Anders ist es beispielsweise schon in Leipzig, wo ich vorher in der Verkehrsplanung tätig war. Da wurde in der zweiten Aprilhälfte 2023 eine vierspurige Richtungsfahrbahn vor dem Hauptbahnhof auf zwei durchgehende Kfz-Spuren reduziert, mit einem neuen Radfahrstreifen und einer Spur für Rechtsabbieger zum Bahnhof für Taxen und Busse. Das kann man machen, wenn man aus der Erfahrung weiß, dass solche Maßnahmen dann auch durch mehr Radverkehr belohnt werden.
Es gibt hier in Georgien also noch nicht diese Erfolgserlebnisse und Tbilissi ist bei vielen Maßnahmen als Hauptstadt auch Vorreiterstadt. Es gibt keine andere Stadt, bei der man sagen könnte, da funktioniert das schon. Die anderen Städte schauen alle nach Tbilissi. Teilweise mit einer sehr abwartenden Haltung. Es ist nicht so, dass man sich jetzt da übertreffen will mit der noch besseren nachhaltigen Verkehrsplanung.
Hinzu kommt, dass wir in der Verwaltung für jede einzelne Maßnahme die richtigen Argumente zusammenstellen müssen.
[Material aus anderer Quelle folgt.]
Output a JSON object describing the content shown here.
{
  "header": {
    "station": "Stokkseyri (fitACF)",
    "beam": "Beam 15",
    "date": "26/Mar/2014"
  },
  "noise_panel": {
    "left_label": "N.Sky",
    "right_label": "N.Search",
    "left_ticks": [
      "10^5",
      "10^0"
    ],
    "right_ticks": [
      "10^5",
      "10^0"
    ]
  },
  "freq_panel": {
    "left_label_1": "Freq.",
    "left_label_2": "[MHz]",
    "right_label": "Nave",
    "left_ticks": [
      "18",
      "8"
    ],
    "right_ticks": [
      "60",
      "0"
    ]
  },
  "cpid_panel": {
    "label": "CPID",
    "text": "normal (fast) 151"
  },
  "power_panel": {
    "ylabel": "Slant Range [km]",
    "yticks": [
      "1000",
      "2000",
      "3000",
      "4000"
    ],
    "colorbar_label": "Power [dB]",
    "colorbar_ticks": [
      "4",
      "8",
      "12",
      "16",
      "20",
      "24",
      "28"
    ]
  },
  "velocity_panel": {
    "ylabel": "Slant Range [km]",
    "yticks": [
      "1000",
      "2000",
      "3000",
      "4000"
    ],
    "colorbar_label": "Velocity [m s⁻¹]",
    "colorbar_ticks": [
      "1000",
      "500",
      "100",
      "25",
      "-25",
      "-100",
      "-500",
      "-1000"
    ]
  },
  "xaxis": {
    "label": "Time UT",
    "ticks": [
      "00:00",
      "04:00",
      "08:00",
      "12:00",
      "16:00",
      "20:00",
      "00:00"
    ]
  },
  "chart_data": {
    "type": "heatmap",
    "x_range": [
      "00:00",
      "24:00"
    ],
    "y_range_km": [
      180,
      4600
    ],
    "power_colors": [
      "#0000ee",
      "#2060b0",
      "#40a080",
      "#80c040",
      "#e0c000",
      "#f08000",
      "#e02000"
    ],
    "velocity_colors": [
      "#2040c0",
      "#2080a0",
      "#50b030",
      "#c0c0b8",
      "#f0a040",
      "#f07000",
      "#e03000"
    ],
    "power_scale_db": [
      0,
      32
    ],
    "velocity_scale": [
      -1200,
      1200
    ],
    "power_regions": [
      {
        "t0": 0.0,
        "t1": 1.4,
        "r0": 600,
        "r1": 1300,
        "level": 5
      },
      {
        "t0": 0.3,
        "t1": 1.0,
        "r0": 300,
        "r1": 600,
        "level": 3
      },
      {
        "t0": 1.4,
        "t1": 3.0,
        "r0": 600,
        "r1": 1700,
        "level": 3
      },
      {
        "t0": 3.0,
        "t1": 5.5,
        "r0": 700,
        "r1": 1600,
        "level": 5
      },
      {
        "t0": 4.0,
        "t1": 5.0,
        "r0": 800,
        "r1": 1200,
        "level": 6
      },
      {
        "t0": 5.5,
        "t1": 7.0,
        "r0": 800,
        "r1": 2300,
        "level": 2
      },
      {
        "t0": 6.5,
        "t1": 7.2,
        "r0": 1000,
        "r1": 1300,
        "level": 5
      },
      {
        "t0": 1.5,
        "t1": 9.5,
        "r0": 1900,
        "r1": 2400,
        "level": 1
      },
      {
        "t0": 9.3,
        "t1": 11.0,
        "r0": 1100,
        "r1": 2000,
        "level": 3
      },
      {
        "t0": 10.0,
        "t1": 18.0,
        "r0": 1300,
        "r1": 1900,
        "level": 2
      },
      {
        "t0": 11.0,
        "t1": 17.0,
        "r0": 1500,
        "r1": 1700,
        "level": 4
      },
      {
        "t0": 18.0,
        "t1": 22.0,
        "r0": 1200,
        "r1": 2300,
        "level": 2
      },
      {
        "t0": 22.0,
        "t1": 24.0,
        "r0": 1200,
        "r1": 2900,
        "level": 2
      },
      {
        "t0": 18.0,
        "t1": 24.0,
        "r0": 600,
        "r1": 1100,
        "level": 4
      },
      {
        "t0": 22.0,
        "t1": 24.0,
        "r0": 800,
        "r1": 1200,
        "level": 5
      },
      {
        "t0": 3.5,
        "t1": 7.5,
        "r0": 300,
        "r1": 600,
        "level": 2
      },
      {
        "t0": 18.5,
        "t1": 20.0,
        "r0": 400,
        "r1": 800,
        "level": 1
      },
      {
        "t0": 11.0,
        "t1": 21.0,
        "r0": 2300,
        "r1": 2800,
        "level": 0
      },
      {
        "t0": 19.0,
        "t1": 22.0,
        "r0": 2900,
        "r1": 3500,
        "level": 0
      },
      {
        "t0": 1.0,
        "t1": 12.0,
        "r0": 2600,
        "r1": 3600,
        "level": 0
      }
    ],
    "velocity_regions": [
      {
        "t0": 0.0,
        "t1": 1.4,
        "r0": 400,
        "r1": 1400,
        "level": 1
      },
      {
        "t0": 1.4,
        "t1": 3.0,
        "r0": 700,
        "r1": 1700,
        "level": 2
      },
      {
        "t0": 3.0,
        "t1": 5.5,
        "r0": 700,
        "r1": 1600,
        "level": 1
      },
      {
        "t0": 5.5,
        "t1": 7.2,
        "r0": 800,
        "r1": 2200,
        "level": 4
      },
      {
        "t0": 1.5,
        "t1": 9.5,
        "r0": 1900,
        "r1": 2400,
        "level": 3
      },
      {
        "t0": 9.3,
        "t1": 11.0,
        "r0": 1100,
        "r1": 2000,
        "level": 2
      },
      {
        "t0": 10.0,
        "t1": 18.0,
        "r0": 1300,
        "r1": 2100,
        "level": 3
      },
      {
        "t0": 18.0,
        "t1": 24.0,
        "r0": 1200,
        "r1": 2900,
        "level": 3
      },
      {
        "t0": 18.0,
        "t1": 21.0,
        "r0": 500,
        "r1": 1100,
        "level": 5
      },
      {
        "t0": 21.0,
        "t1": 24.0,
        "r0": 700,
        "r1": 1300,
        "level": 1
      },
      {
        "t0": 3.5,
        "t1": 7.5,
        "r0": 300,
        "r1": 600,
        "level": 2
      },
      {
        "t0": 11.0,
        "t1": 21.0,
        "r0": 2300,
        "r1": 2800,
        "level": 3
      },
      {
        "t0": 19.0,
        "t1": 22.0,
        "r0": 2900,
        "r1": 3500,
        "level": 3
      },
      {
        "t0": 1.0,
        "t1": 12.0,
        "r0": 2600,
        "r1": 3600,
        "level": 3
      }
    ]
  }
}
Wir haben Kolleginnen und Kollegen auf der fachlichen Ebene, die das Neue alles verstehen, die das mitgehen, mittragen und die auch die Vorteile sehen. Ich sage gerne, auf der Arbeitsebene in der Verwaltung haben wir 100 Prozent des Fachwissens zusammengetragen. Aber: die Entscheidung trifft dann jemand, der ein viel geringeres Fachwissen, aber 100 Prozent der Entscheidungsgewalt hat. Mit diesem reduzierten Fachwissen und einem Rest Bauchgefühl sowie der persönlichen Erfahrung, was im politischen Raum durchsetzbar ist, trifft derjenige dann letztendlich eine Entscheidung. Die entspricht dann oftmals nicht dem, was wir auf fachlicher Ebene empfohlen haben. So entstehen natürlich Frustrationen, wenn fachliche Argumente ignoriert oder auf der politischen Entscheidungsebene geopfert werden.